Found in 2-4% of dissertations we analyze. Long unstructured lists signal you haven’t found the pattern connecting the items—committees want to see you organize, not just enumerate.
Convert this inline list to a bulleted or numbered list, or group related items.
Excessive listing occurs when a sentence contains seven or more items in a flat, comma-separated inline list. This usually happens in literature reviews when students try to demonstrate thoroughness by naming every relevant variable, author, or concept in a single sentence. The result is a list that exceeds working memory capacity and makes it impossible for the reader to understand how the items relate to each other.

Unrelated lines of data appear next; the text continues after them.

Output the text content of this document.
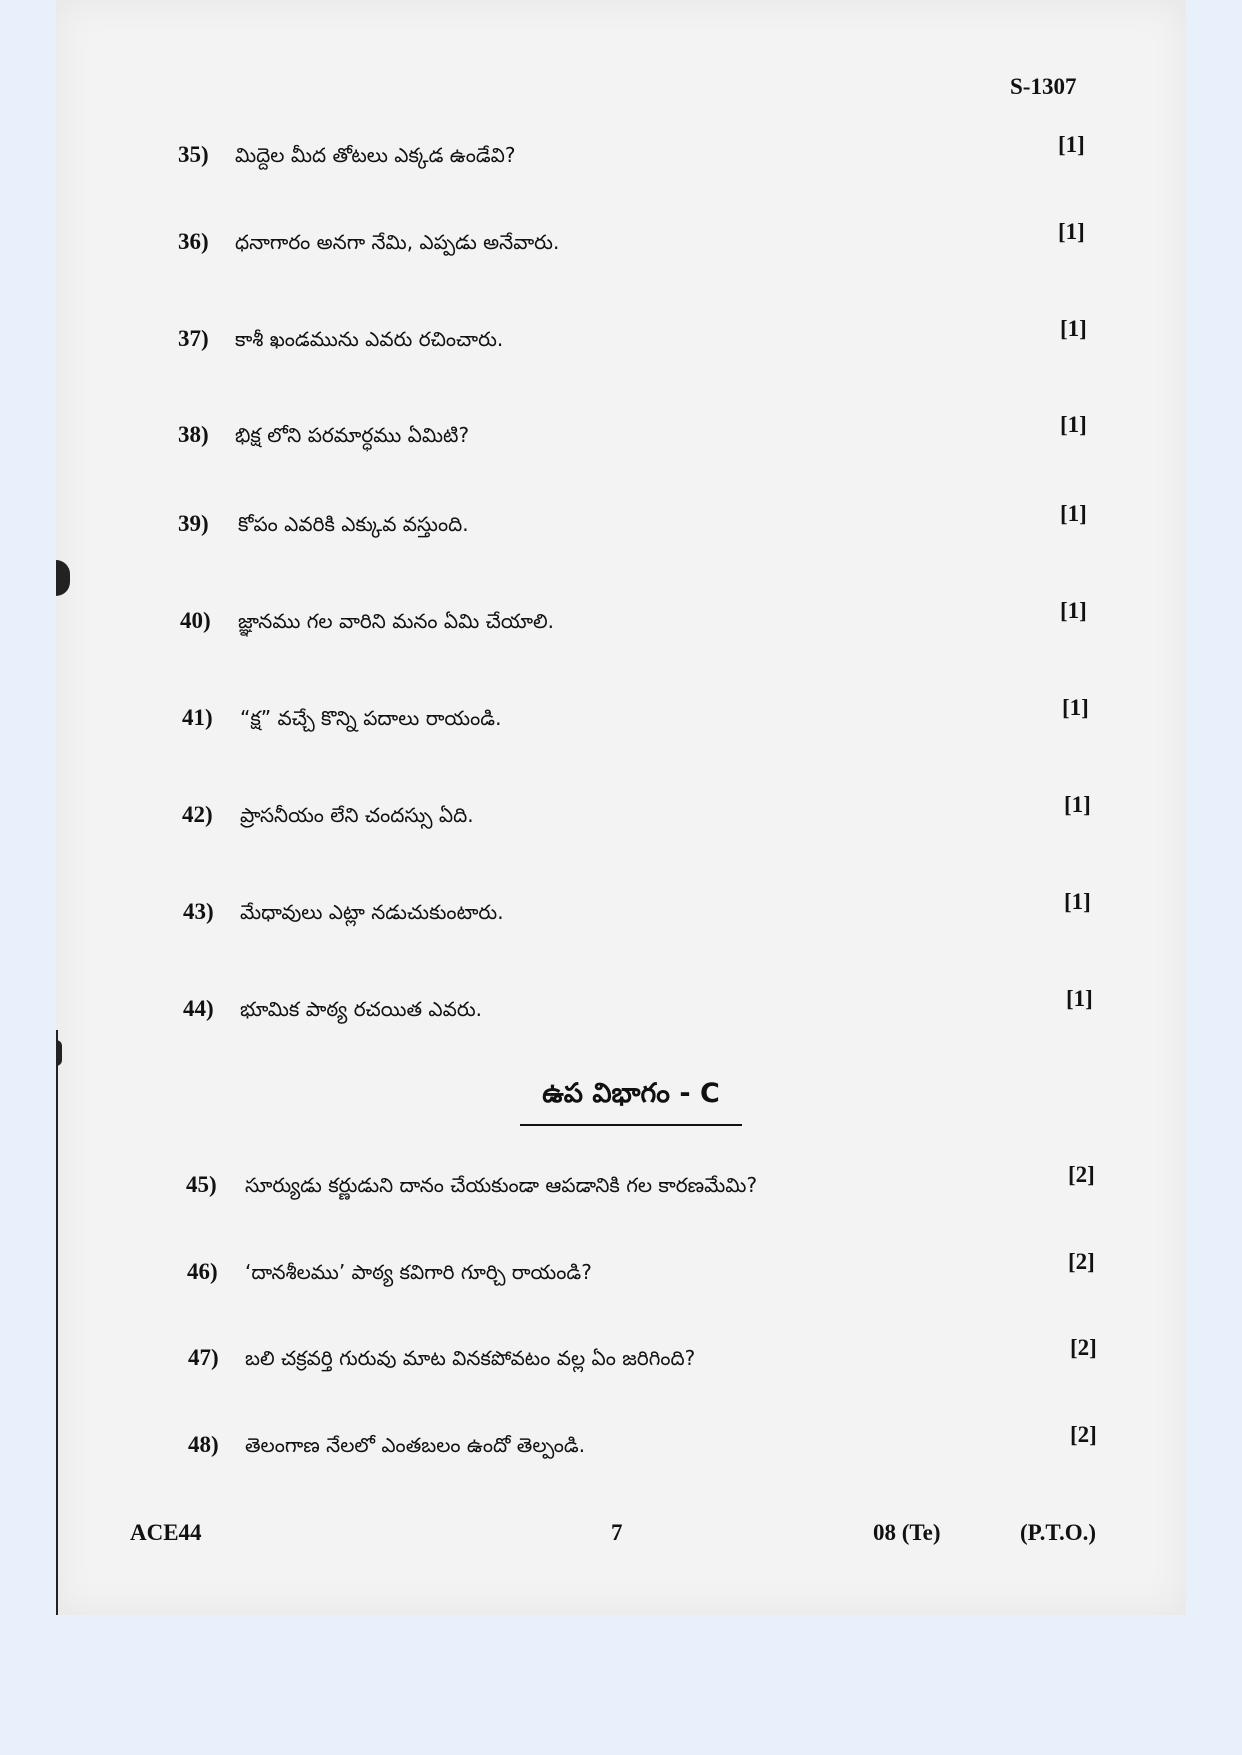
S-1307
35) మిద్దెల మీద తోటలు ఎక్కడ ఉండేవి?	[1]
36) ధనాగారం అనగా నేమి, ఎప్పడు అనేవారు.	[1]
37) కాశీ ఖండమును ఎవరు రచించారు.	[1]
38) భిక్ష లోని పరమార్ధము ఏమిటి?	[1]
39) కోపం ఎవరికి ఎక్కువ వస్తుంది.	[1]
40) జ్ఞానము గల వారిని మనం ఏమి చేయాలి.	[1]
41) “క్ష” వచ్చే కొన్ని పదాలు రాయండి.	[1]
42) ప్రాసనీయం లేని చందస్సు ఏది.	[1]
43) మేధావులు ఎట్లా నడుచుకుంటారు.	[1]
44) భూమిక పాఠ్య రచయిత ఎవరు.	[1]
ఉప విభాగం - C
45) సూర్యుడు కర్ణుడుని దానం చేయకుండా ఆపడానికి గల కారణమేమి?	[2]
46) ‘దానశీలము’ పాఠ్య కవిగారి గూర్చి రాయండి?	[2]
47) బలి చక్రవర్తి గురువు మాట వినకపోవటం వల్ల ఏం జరిగింది?	[2]
48) తెలంగాణ నేలలో ఎంతబలం ఉందో తెల్పండి.	[2]
ACE44	7	08 (Te)	(P.T.O.)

Committees flag excessive listing because it reveals a gap in analytical thinking. A flat list says “here are things I found.” A grouped list says “here’s how these things connect.” When you write “Participants included teachers, administrators, counselors, parents, students, board members, and community partners,” you’re forcing your reader to do the categorization work that should already be in your writing. Grouping those into educators, families, and governance representatives shows you understand the structure of your own study.
The fix is straightforward: either group related items into meaningful categories within the sentence, or convert the list to a bulleted or numbered format. If items genuinely have no relationship to each other, that’s a signal that they may not all belong in the same sentence. Every list in your dissertation should communicate structure, not just content.
Long inline lists exceed working memory limits and obscure the relationships between items.
Students organize by source rather than by idea. When they find multiple relevant items, they list them all to prove thoroughness, not realizing that an unstructured list actually obscures the relationships between items.
A list is an admission that you haven't found the pattern yet. If items relate to each other, group them. If they don't, question whether they all belong.
Participants included teachers, administrators, counselors, parents, students, board members, and community partners.
Participants included educators (teachers, administrators, counselors), families (parents, students), and governance representatives (board members, community partners).
Separate variables into conceptual groupings that reveal how they relate to each other.
The study examined motivation, self-efficacy, engagement, persistence, achievement, satisfaction, and retention.
The study examined psychological factors (motivation, self-efficacy, engagement) and academic outcomes (persistence, achievement, satisfaction, retention).
Organize data collection methods by type to show methodological structure.
Data were collected through interviews, focus groups, observations, surveys, document analysis, field notes, and reflective journals.
Data were collected through three primary methods: interactive (interviews, focus groups), observational (observations, field notes), and documentary (surveys, document analysis, reflective journals).